Machine learning prediction of seismic response parameters of reinforced concrete buildings under different site and ground motion conditions
摘要
Predicting seismic response parameters is vital for designing reinforced concrete structures, but traditional approaches can become computationally intensive when multiple seismic scenarios are evaluated. This study presents a unified machine learning framework to predict storey-level seismic responses of a 10-storey RC special moment-resisting frame building. It explicitly integrates seismic hazard features, site conditions, and response variability. A comprehensive dataset of around 1300 samples was generated using ETABS-based nonlinear analyses, considering seismic zones, soil types, and ground motion intensity measures such as peak ground acceleration, velocity, and displacement as inputs. The key response parameters analysed include storey displacement, inter-storey drift ratio, storey shear, and overturning moment. Three machine learning models, viz., Random Forest, Support Vector Regression, and Extreme Gradient Boosting, were developed and optimised via cross-validation.

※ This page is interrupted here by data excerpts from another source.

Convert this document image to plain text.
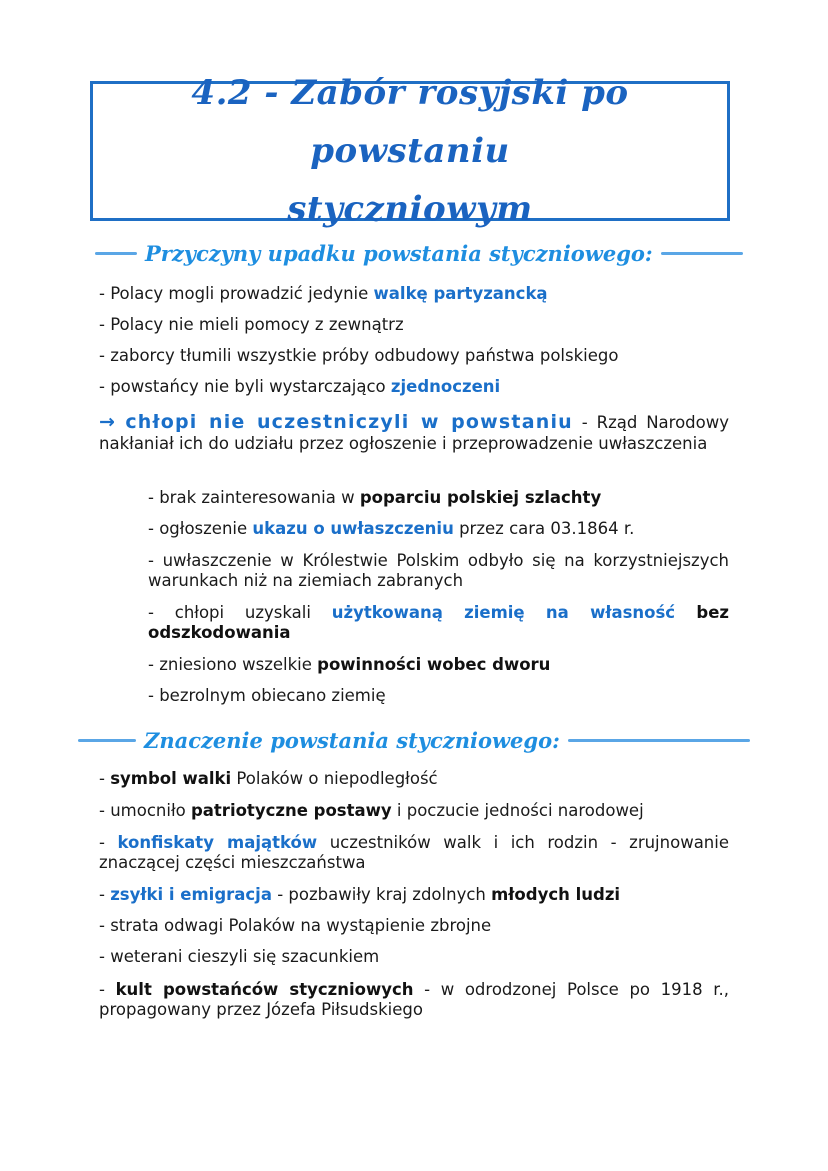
4.2 - Zabór rosyjski po powstaniu
styczniowym
Przyczyny upadku powstania styczniowego:
- Polacy mogli prowadzić jedynie walkę partyzancką
- Polacy nie mieli pomocy z zewnątrz
- zaborcy tłumili wszystkie próby odbudowy państwa polskiego
- powstańcy nie byli wystarczająco zjednoczeni
→ chłopi nie uczestniczyli w powstaniu - Rząd Narodowy nakłaniał ich do udziału przez ogłoszenie i przeprowadzenie uwłaszczenia
- brak zainteresowania w poparciu polskiej szlachty
- ogłoszenie ukazu o uwłaszczeniu przez cara 03.1864 r.
- uwłaszczenie w Królestwie Polskim odbyło się na korzystniejszych warunkach niż na ziemiach zabranych
- chłopi uzyskali użytkowaną ziemię na własność bez odszkodowania
- zniesiono wszelkie powinności wobec dworu
- bezrolnym obiecano ziemię
Znaczenie powstania styczniowego:
- symbol walki Polaków o niepodległość
- umocniło patriotyczne postawy i poczucie jedności narodowej
- konfiskaty majątków uczestników walk i ich rodzin - zrujnowanie znaczącej części mieszczaństwa
- zsyłki i emigracja - pozbawiły kraj zdolnych młodych ludzi
- strata odwagi Polaków na wystąpienie zbrojne
- weterani cieszyli się szacunkiem
- kult powstańców styczniowych - w odrodzonej Polsce po 1918 r., propagowany przez Józefa Piłsudskiego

Among these methods, XGBoost performed the best, with test R² scores of 0.9936 for displacement, 0.9955 for inter-storey drift ratio, 0.9973 for storey shear, and 0.9941 for overturning moment. It reduced prediction errors by approximately 30% to 90% compared to RF and SVR, with the greatest improvement observed in storey shear prediction, resulting in a 21% increase in R² over SVR. These findings demonstrate that the proposed framework effectively models complex nonlinear seismic behaviour while significantly reducing computational costs. This method provides a practical, efficient tool for rapid seismic performance assessments and supports data-driven structural design aligned with Indian seismic code standards.